Tuesday, 12 November 2019

Ceisteanna (110)

Bernard Durkan


110. Deputy Bernard J. Durkan asked the Tánaiste and Minister for Foreign Affairs and Trade the extent to which efforts continue in the Middle East peace process, in particular with reference to the need for permanent structures to encourage progress in Gaza; and if he will make a statement on the matter. [46609/19]

Amharc ar fhreagra

Freagraí scríofa (Ceist ar Foreign)

I have given a high priority to the Israeli-Palestinian conflict, particularly the situation in the Gaza strip, over the last two years, and have worked consistently to maintain an international focus on the issue, and support for the two state solution.

I regularly discuss this situation with my counterparts in the EU and the region. For example, in February of this year I convened a small gathering of Foreign Ministers in Dublin in February, to discuss the Middle East Peace Process, and how best to encourage a move towards a just and durable peace.

The Israel-Palestine conflict also featured in several of my discussions and meetings during the High-Level Week of the United Nations General Assembly in New York in September. I raised the Israel-Palestine conflict in my meetings with a range of interlocutors, including the Secretary General of the League of Arab States. I also met with senior White House advisor Jared Kushner to discuss the Middle East Peace Process and the situation in the region. In that meeting I clearly conveyed Ireland's encouragement for any efforts that can bring genuine progress, while also making clear Ireland's support for the long-agreed parameters, which any new Middle East peace initiative would need to include, in order to have a realistic prospect of being acceptable to both parties.

I have always thought it important to keep this issue high on the international agenda, and in December 2018, Ireland proposed a Resolution at the UN General Assembly on a comprehensive, just and lasting peace in the Middle East. This resolution, which reaffirmed the long-standing and broadly agreed parameters for a two-state solution to the Israeli-Palestinian conflict, was adopted by an overwhelming majority (56 UN states), including common EU support.

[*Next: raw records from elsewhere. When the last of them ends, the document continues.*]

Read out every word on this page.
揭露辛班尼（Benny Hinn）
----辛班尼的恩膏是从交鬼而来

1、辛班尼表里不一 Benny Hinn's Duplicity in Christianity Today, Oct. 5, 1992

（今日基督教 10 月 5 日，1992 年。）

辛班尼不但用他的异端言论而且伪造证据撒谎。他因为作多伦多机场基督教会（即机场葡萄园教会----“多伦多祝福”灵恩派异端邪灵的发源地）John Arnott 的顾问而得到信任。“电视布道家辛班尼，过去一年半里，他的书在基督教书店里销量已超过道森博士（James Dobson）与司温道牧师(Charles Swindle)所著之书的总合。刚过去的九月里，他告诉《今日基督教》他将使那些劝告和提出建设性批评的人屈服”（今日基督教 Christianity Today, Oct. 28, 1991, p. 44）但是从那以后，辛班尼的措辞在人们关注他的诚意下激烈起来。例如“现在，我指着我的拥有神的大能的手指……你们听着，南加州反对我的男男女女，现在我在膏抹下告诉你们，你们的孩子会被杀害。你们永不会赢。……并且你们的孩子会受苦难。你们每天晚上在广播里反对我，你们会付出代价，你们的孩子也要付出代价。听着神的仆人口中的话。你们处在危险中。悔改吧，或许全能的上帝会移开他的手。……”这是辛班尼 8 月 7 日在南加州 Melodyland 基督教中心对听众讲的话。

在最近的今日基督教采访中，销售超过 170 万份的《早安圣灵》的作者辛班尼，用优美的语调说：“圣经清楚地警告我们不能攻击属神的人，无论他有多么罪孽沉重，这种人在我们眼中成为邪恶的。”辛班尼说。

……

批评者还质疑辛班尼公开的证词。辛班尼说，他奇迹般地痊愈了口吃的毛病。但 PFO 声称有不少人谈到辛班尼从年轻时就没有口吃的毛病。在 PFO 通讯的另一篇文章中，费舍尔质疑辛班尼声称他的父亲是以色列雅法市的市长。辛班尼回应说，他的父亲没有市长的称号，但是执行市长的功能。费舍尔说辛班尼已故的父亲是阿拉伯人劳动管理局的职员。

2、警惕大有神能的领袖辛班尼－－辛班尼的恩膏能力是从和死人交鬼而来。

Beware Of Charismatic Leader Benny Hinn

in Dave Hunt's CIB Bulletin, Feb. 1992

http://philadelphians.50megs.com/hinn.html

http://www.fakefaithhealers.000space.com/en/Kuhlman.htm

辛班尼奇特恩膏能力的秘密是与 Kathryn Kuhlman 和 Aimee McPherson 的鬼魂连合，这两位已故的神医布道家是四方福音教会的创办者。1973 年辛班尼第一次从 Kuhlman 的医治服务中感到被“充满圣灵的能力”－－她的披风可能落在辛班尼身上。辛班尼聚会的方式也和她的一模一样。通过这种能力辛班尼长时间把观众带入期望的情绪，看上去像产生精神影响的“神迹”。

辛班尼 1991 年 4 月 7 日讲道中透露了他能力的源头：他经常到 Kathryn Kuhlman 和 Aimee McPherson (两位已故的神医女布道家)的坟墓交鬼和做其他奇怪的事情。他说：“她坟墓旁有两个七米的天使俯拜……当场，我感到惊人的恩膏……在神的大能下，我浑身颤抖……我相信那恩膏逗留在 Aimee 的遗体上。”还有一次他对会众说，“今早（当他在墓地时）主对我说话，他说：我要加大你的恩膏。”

Ireland has long worked to keep attention on Gaza in particular. In my most recent visit to Gaza last year, I saw for myself the impact the blockade is having. Ireland contributes humanitarian assistance to alleviate the worst of this suffering, including through our support for UNRWA, which is a key provider of public services, health and education in the area. I have initiated an Irish-funded solar power project in Gaza, which will be co-located with a waste water facility and will help improve water quality in the area.

However, the roots of the problem in Gaza are political and cannot be solved by funding alone. What is needed is the lifting of the blockade, so that normal life and normal economic activity can resume. Gaza faces other challenges, including oppressive rule by Hamas, but the blockade dominates peoples’ lives in Gaza to such an extent that it is difficult to address other issues. I have raised the issue of the blockade with both Israeli and Palestinian leaders.

I will continue to ensure that the Middle East Peace Process and the situation in Gaza remain high on the international agenda.